Tula
As estátuas guerreiras Atlantes de Tula, a pirâmide de Quetzalcóatl e o monastério de Tepotzotlán. Como visitar a capital tolteca como excursão da CDMX.
From Mexico City: Tula and Tepotzotlan Private Day Tour
Fatos rápidos
- Altitude
- 2,060 m / 6,760 ft
- Currency
- Mexican peso (MXN) — USD widely accepted
- Best for
- Toltec Atlantes warrior columns, Quetzalcóatl pyramid, low visitor numbers
- Getting there
- Bus from Terminal Norte ~1.5 hrs; or join a private tour from CDMX
A capital tolteca, subvisitada e diretamente acessível
Tula de Allende — ou Tollan, como era conhecida em seu apogeu — é a capital da civilização tolteca que floresceu entre aproximadamente 900 e 1150 d.C., entre a queda de Teotihuacán e a ascensão da Tríplice Aliança Asteca. Em termos de influência continental, os toltecas foram desproporcionalmente significativos: a história oral asteca tratava Tollan como um paraíso mítico, e elementos arquitetônicos documentados pela primeira vez em Tula (incluindo as figuras reclinadas chacmool e os designs de colunas guerreiras dos Atlantes) aparecem mais tarde em Chichén Itzá no Yucatán, sugerindo uma conexão cultural direta ou desenvolvimento paralelo.
Tula recebe aproximadamente 100.000 visitantes por ano, em comparação com os mais de 4 milhões de Teotihuacán. A diferença de experiência é substancial. Você pode ficar na base dos Atlantes — as quatro figuras guerreiras de basalto de 4,6 metros que originalmente sustentavam o teto da Pirâmide B (a pirâmide de Quetzalcóatl) — sem lutar contra multidões. Esta é uma das imagens escultóricas pré-colombianas mais icônicas do México, reproduzida em livros didáticos e documentários em todo o mundo, e no sítio real você provavelmente estará sozinho numa manhã de dia de semana.

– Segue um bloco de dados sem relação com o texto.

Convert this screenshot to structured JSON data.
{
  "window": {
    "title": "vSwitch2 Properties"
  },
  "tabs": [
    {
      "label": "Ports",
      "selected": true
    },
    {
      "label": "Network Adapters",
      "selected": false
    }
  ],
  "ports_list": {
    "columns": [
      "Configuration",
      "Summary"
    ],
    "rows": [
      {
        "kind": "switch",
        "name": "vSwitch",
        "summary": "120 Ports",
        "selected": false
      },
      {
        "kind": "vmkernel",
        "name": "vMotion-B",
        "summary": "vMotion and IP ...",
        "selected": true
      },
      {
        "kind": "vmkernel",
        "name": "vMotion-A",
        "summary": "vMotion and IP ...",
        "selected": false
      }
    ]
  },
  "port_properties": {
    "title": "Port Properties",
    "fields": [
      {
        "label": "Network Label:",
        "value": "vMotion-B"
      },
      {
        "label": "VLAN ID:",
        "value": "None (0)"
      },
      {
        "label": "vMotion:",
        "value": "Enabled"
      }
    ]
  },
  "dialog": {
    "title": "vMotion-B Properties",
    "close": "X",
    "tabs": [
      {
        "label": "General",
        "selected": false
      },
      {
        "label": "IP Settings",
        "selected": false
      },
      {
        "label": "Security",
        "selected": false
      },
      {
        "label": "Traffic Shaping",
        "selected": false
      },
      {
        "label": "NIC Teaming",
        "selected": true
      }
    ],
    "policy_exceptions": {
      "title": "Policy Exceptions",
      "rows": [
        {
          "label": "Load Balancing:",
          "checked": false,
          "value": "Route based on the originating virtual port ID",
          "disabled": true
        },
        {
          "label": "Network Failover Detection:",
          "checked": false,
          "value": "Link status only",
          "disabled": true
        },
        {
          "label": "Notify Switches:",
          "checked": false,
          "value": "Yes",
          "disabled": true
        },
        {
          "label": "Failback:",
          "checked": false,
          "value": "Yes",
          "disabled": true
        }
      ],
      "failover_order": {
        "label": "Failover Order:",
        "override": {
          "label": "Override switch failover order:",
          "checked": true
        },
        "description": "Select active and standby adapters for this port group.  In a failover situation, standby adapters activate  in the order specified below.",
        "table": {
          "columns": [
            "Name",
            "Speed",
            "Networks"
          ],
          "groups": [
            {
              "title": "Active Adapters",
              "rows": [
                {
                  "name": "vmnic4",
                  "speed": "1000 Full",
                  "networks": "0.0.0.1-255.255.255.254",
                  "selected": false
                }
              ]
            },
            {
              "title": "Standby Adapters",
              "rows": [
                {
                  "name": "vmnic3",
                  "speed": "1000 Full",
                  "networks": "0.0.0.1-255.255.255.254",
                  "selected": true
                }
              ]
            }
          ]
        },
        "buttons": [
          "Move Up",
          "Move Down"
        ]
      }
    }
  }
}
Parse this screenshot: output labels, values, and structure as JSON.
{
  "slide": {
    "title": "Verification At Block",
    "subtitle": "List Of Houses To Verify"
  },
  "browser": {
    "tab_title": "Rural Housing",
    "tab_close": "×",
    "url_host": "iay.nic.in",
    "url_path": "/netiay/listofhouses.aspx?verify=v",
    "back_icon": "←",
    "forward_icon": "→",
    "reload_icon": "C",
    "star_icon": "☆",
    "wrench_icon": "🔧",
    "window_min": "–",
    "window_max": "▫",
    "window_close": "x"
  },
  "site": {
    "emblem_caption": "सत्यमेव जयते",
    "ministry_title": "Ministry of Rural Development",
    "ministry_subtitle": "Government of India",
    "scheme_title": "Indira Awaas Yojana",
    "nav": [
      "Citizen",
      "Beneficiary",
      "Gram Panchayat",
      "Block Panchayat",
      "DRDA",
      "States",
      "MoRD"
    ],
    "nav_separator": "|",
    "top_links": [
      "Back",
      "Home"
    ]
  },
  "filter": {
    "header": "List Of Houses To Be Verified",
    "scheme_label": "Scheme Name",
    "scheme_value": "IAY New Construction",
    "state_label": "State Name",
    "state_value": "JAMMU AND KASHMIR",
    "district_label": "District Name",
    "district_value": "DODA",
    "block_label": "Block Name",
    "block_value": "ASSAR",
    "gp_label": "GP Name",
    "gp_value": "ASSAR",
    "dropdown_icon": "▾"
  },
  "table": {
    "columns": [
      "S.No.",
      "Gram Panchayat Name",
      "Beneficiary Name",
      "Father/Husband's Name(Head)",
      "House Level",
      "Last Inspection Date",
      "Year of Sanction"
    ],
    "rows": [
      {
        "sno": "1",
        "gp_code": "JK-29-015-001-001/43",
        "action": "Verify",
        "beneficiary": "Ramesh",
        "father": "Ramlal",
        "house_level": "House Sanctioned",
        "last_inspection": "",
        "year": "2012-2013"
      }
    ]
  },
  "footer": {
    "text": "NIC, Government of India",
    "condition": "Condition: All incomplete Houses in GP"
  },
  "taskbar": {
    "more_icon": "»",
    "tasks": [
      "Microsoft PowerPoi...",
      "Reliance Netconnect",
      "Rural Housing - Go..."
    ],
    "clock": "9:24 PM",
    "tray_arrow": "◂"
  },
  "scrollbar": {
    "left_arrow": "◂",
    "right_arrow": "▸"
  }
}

Os Atlantes e a Pirâmide B
Os Atlantes são a imagem definidora de Tula: quatro colunas massivas de basalto esculpidas na forma de guerreiros toltecas, de pé, cada uma com aproximadamente 4,6 metros de altura, usando elaborados cocares, peitorais de borboleta e segurando atlatls (lançadores de dardos) e bolsas de incenso. Foram descobertos enterrados perto da pirâmide em 1941 e re-erguidos na plataforma da pirâmide onde originalmente serviam como suportes do teto de um templo agora desaparecido.
A Pirâmide B, a Pirâmide de Quetzalcóatl, é uma pirâmide escalonada de cinco terraços, com aproximadamente 10 metros de altura. É menor do que as pirâmides de Teotihuacán, mas melhor conservada em sua decoração escultural: os painéis da plataforma inferior mostram procissões entalhadas de jaguares, coiotes, águias comendo corações humanos e a serpente emplumada Quetzalcóatl de perfil. Esses painéis estão entre as esculturas em relevo mais bem preservadas de qualquer sítio do centro mexicano.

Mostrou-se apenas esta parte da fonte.